Even if you don't purposely position your products, they are positioned anyway... because all products already have associations in customer's minds. The question is whether those associations are the ones you want people to have.
If you don't purposely position your product, your competition and your customers will do it for you. What's more, you won't like it—because your competitors have an incentive to make sure your position isn't very attractive. Your customers, meanwhile, will have no idea what your products stands for, so they'll come up with something on their own.
Positioning is strategic
There is some confusion about how a position is created. Many people think that a great message is your position, but it's not. A tagline, brand name, or logo are not a position either.
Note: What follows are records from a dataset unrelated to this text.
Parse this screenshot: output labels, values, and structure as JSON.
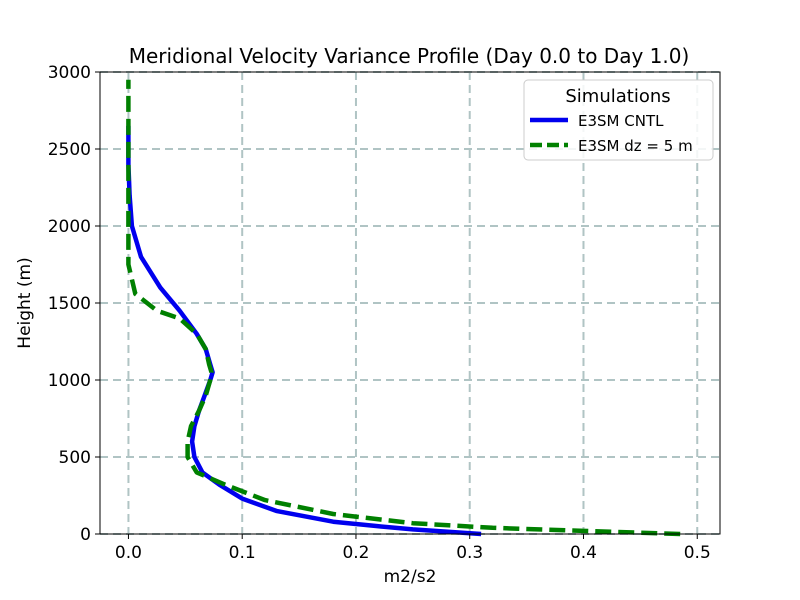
{
  "chart_data": {
    "type": "line",
    "title": "Meridional Velocity Variance Profile (Day 0.0 to Day 1.0)",
    "xlabel": "m2/s2",
    "ylabel": "Height (m)",
    "xlim": [
      -0.025,
      0.52
    ],
    "ylim": [
      0,
      3000
    ],
    "xticks": [
      0.0,
      0.1,
      0.2,
      0.3,
      0.4,
      0.5
    ],
    "xtick_labels": [
      "0.0",
      "0.1",
      "0.2",
      "0.3",
      "0.4",
      "0.5"
    ],
    "yticks": [
      0,
      500,
      1000,
      1500,
      2000,
      2500,
      3000
    ],
    "ytick_labels": [
      "0",
      "500",
      "1000",
      "1500",
      "2000",
      "2500",
      "3000"
    ],
    "grid": true,
    "legend": {
      "title": "Simulations",
      "location": "upper right"
    },
    "series": [
      {
        "name": "E3SM CNTL",
        "color": "#0000ee",
        "style": "solid",
        "x": [
          0.31,
          0.25,
          0.22,
          0.18,
          0.13,
          0.1,
          0.08,
          0.065,
          0.058,
          0.056,
          0.058,
          0.062,
          0.067,
          0.072,
          0.074,
          0.072,
          0.068,
          0.06,
          0.045,
          0.028,
          0.011,
          0.003,
          0.001,
          0.0,
          0.0,
          0.0,
          0.0
        ],
        "y": [
          0,
          30,
          50,
          80,
          150,
          230,
          320,
          400,
          500,
          600,
          700,
          800,
          900,
          1000,
          1050,
          1100,
          1200,
          1300,
          1450,
          1600,
          1800,
          2000,
          2200,
          2400,
          2550,
          2600,
          2650
        ]
      },
      {
        "name": "E3SM dz = 5 m",
        "color": "#008000",
        "style": "dashed",
        "x": [
          0.485,
          0.4,
          0.32,
          0.25,
          0.18,
          0.12,
          0.085,
          0.06,
          0.052,
          0.052,
          0.055,
          0.062,
          0.068,
          0.072,
          0.073,
          0.071,
          0.068,
          0.06,
          0.045,
          0.025,
          0.006,
          0.0,
          0.0,
          0.0,
          0.0,
          0.0,
          0.0
        ],
        "y": [
          0,
          20,
          40,
          70,
          130,
          220,
          320,
          400,
          500,
          600,
          700,
          800,
          900,
          1000,
          1050,
          1100,
          1200,
          1300,
          1400,
          1450,
          1560,
          1750,
          2000,
          2250,
          2500,
          2750,
          2950
        ]
      }
    ]
  }
}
Also, choosing a position without first correctly segmenting the market and targeting a specific segment is just a message; it's not a position.
Positioning is not a tactic; it's a strategic process—the goal of which is to create benefit associations in the minds of your prospective customers. The position should tell them why you can provide those benefits better than your competitors—now and in the future.
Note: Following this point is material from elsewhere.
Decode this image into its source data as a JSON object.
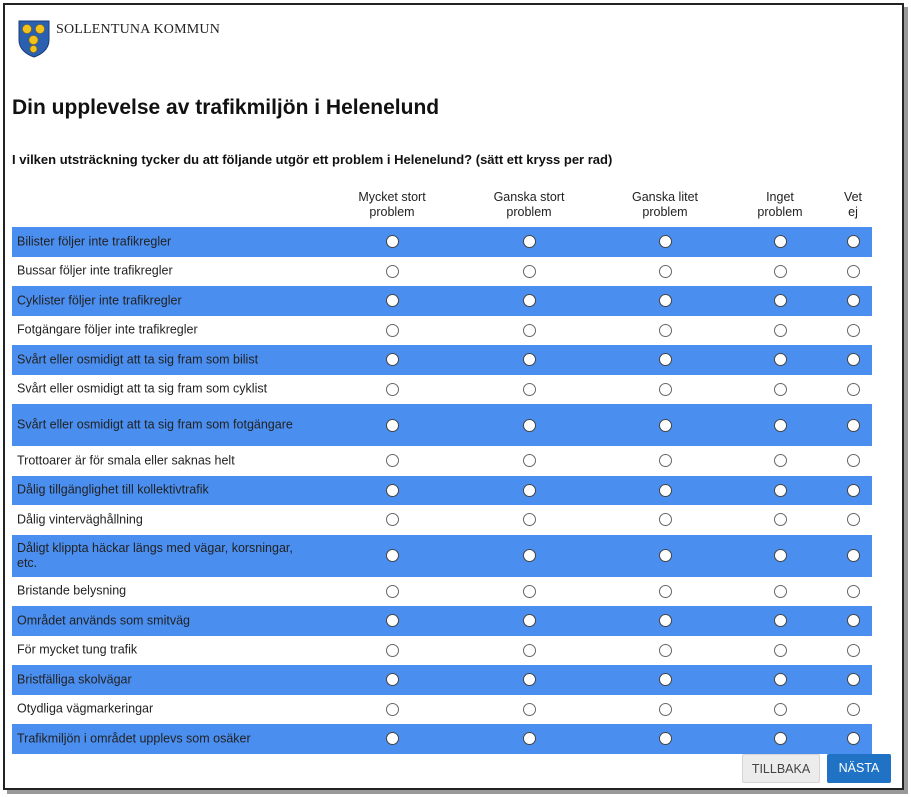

The reason you start with positioning is the same reason you start with a foundation for your house: You need an underpinning that can hold up the house of your dreams.
Just like the foundation of a house, positioning statements aren't beautiful, but they provide something to build on.
Craft a positioning statement based on benefits
In your positioning statement, you must first include exactly what customers want and, second, ensure you can provide that better than your competitors, now and in the future. Much like the foundation for your house, it has to stand strong in all situations, even those that change over time.
Your competitors should not be able to override your positioning statement with their own messages. You should be prepared to do what it takes to defend your position over time, and you should have the competencies to do so.
Because positioning is part of a marketing strategy, a good position also takes into account how to purposely migrate your position over time. That's important because positioning happens in people's minds: It's a perception they have, the way they see the world. Unlike preferences (things they care about), which are usually slow to change, perceptions can change much more quickly. Which is why you need to consider the future, not just the present.
The foundation of a positioning statement starts with customer benefits. Benefits relate to basic human needs, goals, and desires. When you start with those benefits, you become customer-focused and obsessed with providing what your customers want.